Lot Essay
One of the central themes of Vaughan’s work is that of male bathers on beaches or by lagoons, rivers and streams. The year before he painted The Lake with Bathers, he painted more than a dozen canvases of figures swimming and sunbathing. Two youths wade ankle deep through a watery inlet while spending a carefree summer day together. One looks towards his companion as he reaches up to pick fruit from an over-hanging branch. Idyllic, untroubled scenes such as this are comparatively rare in Vaughan’s work. Three years earlier he had been impressed by the work of Matisse which he saw in a major exhibition at the Victoria and Albert Museum. Having been cut off from European art developments over the course of the war (when his own work had been so affected by the anxieties of the blackout and blitz), he was astonished to discover the colour, elegance and lyricism in the paintings of the French master. The influence on him clearly shows in this painting.
We are very grateful to Gerard Hastings, whose forthcoming book Keith Vaughan: The Graphic Art, is soon to be published by Pagham Press, for his assistance in preparing this catalogue entry.

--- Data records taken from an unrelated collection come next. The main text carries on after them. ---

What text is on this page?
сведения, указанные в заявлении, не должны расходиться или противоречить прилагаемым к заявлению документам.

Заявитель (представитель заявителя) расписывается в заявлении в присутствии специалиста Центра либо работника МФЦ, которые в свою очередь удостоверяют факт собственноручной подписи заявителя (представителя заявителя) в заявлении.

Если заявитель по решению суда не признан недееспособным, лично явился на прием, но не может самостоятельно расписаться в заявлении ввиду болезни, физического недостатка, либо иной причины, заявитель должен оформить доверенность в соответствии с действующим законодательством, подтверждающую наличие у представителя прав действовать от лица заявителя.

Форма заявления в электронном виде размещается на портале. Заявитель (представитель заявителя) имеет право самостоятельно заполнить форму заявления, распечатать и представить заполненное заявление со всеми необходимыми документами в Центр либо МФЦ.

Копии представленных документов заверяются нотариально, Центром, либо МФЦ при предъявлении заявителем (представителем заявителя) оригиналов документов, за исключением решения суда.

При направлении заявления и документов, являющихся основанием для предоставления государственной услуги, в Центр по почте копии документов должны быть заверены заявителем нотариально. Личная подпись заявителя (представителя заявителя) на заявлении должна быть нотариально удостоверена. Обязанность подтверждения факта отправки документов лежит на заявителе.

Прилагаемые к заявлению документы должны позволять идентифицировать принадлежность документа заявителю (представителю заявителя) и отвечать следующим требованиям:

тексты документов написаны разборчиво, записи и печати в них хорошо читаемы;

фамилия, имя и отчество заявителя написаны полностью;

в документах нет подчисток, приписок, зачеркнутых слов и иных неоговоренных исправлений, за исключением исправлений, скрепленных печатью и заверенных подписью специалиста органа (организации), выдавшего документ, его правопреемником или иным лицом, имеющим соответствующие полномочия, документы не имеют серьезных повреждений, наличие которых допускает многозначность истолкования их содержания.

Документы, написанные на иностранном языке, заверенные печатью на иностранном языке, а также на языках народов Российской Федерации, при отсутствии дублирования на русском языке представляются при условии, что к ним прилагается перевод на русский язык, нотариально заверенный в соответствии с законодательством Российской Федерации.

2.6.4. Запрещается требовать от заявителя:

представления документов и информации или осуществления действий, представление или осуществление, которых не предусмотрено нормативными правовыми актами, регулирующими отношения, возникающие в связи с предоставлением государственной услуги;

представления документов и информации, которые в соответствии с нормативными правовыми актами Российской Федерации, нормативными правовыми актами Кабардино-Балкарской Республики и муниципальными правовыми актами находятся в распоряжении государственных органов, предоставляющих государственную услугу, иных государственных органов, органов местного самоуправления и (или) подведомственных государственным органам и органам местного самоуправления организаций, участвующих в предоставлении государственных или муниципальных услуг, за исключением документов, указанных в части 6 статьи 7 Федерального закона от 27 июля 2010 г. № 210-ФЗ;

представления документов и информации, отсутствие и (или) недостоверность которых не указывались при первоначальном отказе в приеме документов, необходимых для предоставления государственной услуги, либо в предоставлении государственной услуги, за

Sir Nicholas Goodison commented: ‘The abstracted tree form is an early example of Vaughan's experimentation with abstraction as, in Philip Vann's words, he gradually pared away 'the references to nature and human artefacts that had characterised earlier pictures' (P. Vann and G. Hastings, Keith Vaughan, Farnham, 2012, p. 95). In 1951, in response to a request from Michael Rothenstein, Vaughan wrote a piece on his approach to painting, which was not published until 1990. In this he included comments on his methodology. Perhaps relevant to this picture was his comment that he preferred to work from 'imaginative recollection' rather than from models, citing the difficulty of 'getting several people to stand knee-deep in water beneath trees in some isolated spot of the countryside' (Modern Painters III, no. 2, 1990, p.43).